Dollar, Bonds Flat On Unemployment Claims

U.S. 10-year Treasury bonds fell slightly today after a
government report was released that showed weekly jobless claims declined last
week. Bonds continue to waver near highs, awaiting an unemployment report
tomorrow which could shed more light on the economic situation in the U.S.
Bonds initially shot higher at the end of June when the Fed began a rate-pause
to deal with the pressures of a cooling economy with little inflation.
Bonds have hovered near 11-month highs as conflicting reports and announcements
continue to roll out of the Fed. A positive jobs number could send bond
prices lower, but interest rate futures are still showing about a 25% chance
that the Fed will reduce rates by March.

The dollar was little changed against the yen and the euro
today. The ECB lifted rates for the sixth time this year, pushing rates to
3.5%. Euro gains were limited for the day by ECB President Trichet, who
lowered the inflationary forecast for 2007. The global currency market has
been dominated by interest rate and inflationary news, as investors seek to
support currencies backed by growing, hot economies. Although Europe’s
growth was enough to necessitate a rate-hike today, Trichet’s forecast for
weakening inflation hurt the euro and kept gains to a minimum.

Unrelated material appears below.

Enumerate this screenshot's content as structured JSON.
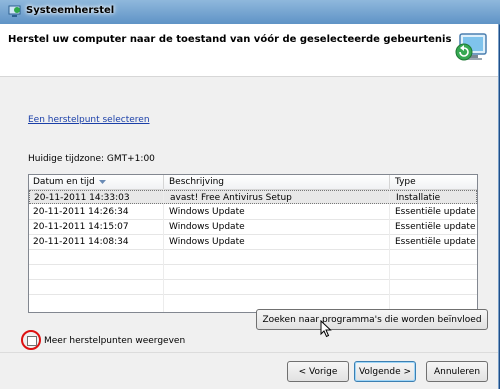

Crude oil futures rose 0.4% to close at $62.46 on combined
pressure from falling U.S. inventories and fears that OPEC will effectively
reduce output. OPEC has been calling for a global reduction in crude oil
output, and the organization meets again next week to further discuss specifying
and implementing its plan to curb the falling price of oil. Crude prices
are down 25% from record July highs, and OPEC’s attempts to create a unified
front of countries committed to reducing output has yet to succeed.
Natural gas fell 0.8% after the U.S. Energy Department reported a small decline
in inventories, which kept supplies well above levels from a year ago.
Warm weathers and ample supplies continue to keep a ceiling over natural gas in
the market.

Gold was nearly flat on the day, as the dollar treaded water
on the international market. A positive jobs report kept the dollar afloat
as the ECB raised rates. Lack of movement in the currency market helped to
stabilize the price of gold, which usually moves inversely to the dollar.
Traders turn to gold in times of dollar weakness, so the lack of currency
movement kept gold futures flat for the day. Copper fell nearly 2% as
traders continue to wager that ample supplies and a global economic slowdown
will keep copper demand low.

Wheat futures continued to decline today, down 0.3%, as the
record-high prices of grains continue to dampen U.S. demand. Corn futures
rose 1.4% on speculation that yesterday’s price decline will attract higher
demand. Cocoa rose 2% to a 3-week high on speculation that strong demand
will create larger deficits in global supplies.

Economic News

Initial jobless claims fell by 34,000 last week, falling from
a 13-month high from the week before.